Ini adalah UAS terakhirku. Aku bekerja sambil mengerjakan UAS online. Tinggal MK Pendidikan Kewarganegaraan saja. Sesekali terhenti karena harus melayani pelanggan.
"Mel, banyak sekali soalnya. Sepertinya kamu membutuhkan jawaban yang sangat panjang," kata Pak Arif melihat ke layar laptopku.
"Iya ,Pak. Tidak apa-apa . Aku akan mengejar waktu." kataku.
"Kerjakan dulu ,Mel. Serahkan pelanggan kepadaku." kata Didit.
"Benarkah?" tanyaku.
"Benar, jangan khawatir. Lihatlah ini sudah jam 14 . Waktumu 4 jam lagi." kata Didit.
Tak berapa lama, pelanggan pun banyak berdatangan. Teman teman kewalahan. Sesekali aku meninggalkan laptopku dan menyajikan minuman.

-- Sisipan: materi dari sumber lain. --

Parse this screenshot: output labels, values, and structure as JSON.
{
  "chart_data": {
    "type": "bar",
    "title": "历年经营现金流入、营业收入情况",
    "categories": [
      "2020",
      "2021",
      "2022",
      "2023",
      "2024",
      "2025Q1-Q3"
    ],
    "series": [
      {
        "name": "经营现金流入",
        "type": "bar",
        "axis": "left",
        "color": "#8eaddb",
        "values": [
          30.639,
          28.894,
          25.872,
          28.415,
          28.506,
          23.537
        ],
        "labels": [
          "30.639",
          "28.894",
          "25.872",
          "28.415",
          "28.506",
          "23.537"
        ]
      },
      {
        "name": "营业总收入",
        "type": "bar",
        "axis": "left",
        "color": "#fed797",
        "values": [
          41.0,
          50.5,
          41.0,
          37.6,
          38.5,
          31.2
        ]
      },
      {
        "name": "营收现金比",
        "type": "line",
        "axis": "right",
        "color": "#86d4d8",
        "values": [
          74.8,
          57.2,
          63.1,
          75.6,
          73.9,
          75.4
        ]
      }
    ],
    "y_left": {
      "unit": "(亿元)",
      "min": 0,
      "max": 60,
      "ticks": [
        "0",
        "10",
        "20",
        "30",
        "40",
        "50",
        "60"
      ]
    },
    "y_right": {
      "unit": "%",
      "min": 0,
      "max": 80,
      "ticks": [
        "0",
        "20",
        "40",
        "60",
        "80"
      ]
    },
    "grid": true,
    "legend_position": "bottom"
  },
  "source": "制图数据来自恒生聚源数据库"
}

"Makasih ya Mel," kata Niken yang begitu kewalahan.
"Oke.." jawabku.
Lalu ada Lestari yang sibuk mengambil piring-piring kotor. Aku membantunya memunguti satu per satu.
"Sabar ya, sabar.." Pak Arif mencoba menenangkan kami. Agar tetap hati-hati dalam bekerja.
Aku merasa pikiranku begitu semrawut. Karena tidak tega, aku membantu Kak Didit mencuci piring-piring itu. Pak Arif juga turun tangan mengelap meja-meja di depan.
Apapun kondisinya , tempat kami harus terlihat bersih dan higienis.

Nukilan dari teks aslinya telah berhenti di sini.